Tennants Lake is a sandy dune lake on Chatham Island, in the Chatham Islands of New Zealand. One of the deeper and clearer lakes on the island, it has a sandy drainage basin, unlikely much of the peat-dominated terrain on the island. It hosts various aquatic plants and a population of New Zealand smelt.

==Description==
Tennants Lake is a sandy dune lake on Chatham Island, the main island of the Chatham Islands of New Zealand. It is situated at an altitude of 21 m and has an area of about 45 to 50 ha.
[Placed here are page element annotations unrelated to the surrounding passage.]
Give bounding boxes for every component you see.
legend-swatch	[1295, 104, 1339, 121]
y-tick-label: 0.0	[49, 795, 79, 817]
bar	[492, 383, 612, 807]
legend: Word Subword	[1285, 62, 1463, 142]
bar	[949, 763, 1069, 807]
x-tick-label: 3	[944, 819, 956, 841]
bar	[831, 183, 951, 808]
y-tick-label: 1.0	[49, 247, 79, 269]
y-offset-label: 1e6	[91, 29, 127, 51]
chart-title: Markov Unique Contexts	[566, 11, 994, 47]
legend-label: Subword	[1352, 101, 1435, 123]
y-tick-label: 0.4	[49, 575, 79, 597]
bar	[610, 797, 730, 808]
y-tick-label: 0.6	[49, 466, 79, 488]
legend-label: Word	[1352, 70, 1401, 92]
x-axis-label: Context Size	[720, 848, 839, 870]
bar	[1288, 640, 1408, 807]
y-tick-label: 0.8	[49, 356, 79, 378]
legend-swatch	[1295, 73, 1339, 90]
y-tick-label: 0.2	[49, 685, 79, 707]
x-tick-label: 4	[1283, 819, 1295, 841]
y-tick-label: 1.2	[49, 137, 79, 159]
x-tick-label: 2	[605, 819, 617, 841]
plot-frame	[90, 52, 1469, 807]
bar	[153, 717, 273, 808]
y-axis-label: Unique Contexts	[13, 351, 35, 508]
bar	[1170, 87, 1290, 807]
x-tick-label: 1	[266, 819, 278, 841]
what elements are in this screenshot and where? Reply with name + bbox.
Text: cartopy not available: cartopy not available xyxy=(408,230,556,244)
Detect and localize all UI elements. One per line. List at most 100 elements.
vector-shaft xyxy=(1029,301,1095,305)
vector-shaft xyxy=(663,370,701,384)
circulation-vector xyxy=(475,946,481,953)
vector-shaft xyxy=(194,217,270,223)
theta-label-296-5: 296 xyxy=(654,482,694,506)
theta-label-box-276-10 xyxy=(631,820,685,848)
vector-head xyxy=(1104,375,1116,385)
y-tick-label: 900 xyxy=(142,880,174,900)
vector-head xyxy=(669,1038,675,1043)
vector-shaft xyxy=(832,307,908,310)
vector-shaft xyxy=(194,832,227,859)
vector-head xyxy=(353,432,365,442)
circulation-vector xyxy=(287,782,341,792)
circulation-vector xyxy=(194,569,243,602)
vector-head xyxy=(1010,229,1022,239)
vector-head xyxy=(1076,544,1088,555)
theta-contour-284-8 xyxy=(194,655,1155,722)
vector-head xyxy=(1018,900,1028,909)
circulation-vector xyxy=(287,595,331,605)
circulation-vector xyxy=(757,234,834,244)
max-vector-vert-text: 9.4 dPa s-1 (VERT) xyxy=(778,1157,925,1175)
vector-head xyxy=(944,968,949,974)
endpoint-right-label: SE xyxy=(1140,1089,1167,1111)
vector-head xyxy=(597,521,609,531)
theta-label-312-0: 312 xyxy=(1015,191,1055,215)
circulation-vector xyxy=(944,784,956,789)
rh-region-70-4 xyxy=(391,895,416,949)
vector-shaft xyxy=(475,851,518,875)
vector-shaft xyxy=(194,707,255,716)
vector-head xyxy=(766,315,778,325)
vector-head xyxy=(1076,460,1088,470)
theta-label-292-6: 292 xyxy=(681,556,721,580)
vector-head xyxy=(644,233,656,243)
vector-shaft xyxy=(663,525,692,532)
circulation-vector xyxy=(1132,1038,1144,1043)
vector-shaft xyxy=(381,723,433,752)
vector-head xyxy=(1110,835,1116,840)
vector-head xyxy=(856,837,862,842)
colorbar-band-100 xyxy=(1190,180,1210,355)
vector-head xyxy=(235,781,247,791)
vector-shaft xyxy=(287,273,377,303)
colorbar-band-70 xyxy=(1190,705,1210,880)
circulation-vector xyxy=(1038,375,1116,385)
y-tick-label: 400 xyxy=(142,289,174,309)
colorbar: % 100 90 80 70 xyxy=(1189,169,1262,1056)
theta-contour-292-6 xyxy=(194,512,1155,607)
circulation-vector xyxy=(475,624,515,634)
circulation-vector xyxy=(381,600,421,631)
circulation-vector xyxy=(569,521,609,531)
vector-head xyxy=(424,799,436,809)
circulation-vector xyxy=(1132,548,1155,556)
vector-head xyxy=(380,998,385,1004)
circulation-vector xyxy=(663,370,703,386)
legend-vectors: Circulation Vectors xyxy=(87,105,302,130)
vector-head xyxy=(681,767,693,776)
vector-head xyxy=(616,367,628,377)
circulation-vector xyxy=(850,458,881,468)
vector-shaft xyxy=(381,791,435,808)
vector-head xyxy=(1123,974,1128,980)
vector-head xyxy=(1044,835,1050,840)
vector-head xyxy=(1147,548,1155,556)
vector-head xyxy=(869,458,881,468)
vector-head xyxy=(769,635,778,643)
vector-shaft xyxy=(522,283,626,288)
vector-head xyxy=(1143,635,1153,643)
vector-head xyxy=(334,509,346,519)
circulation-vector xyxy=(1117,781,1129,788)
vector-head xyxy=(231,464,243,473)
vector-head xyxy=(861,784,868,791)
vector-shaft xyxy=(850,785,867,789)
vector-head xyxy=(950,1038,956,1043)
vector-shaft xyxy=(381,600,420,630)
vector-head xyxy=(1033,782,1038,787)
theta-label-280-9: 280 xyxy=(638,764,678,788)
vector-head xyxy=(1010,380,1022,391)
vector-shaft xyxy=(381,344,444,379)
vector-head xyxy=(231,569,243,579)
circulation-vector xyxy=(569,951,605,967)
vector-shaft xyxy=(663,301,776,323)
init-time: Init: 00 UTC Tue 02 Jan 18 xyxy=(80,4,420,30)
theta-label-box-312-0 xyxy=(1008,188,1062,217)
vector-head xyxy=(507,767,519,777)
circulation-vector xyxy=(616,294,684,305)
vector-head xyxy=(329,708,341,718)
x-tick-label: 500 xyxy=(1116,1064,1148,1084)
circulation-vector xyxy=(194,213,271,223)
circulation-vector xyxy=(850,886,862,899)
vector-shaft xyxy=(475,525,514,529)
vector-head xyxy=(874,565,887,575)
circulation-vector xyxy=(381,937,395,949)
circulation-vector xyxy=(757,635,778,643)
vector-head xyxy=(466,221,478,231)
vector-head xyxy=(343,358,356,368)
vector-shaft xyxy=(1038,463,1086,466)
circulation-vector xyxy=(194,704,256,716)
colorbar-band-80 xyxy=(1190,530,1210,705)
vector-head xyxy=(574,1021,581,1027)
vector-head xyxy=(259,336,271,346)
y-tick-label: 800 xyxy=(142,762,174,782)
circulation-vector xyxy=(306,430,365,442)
One of the deepest lakes on the island, it reaches a maximum depth of 4 to 6 m. Alongside nearby Lake Marakapia, it forms part of a small chain of dune lakes inland from the shore of Petre Bay. These sandy drainage basins are unusual on Chatham, where the ground is dominated by peat. The surrounding land is mainly pastoral farmland, with livestock given access to the lake. Two outflow streams drain it. A small unnamed peaty lake lies opposite to Tennants, separated by a nearby road.

The lake has a greater visibility than most other lakes on Chatham, rated at 5 m in a 2004 study. The water colour is clear to yellowish. A mesotrophic lake (intermediate levels of algae and nutrients), it has typical amounts of algae and slightly elevated amounts of nitrogen and phosphorus. Its levels of ammoniacal nitrogen appear to be improving, although its phosphorus and algae levels are likely degrading. After briefly becoming eutrophic in 2020 and 2021, it is one of only a few Chatham lakes to remain in this condition, preventing a murky condition.

=== Flora and fauna ===
Tennants Lake hosts the aquatic plants Myriophyllum triphyllum and Ruppia polycarpa. A 2004 survey found many of these plants left without leaves, likely due to caterpillar activity. New Zealand smelt are commonly found in the lake. In 1949, smelt from the lake (alongside samples from nearby Lake Huro and Lake Marakapia) were described as a separate species from New Zealand smelt, R. chathamensis; this was later synonymised with Retropinna retropinna, New Zealand smelt. Smelt from Lake Marakpia show genetic ties to those found in Tennants Lake, although Lake Huro seems to have a genetically distinct population.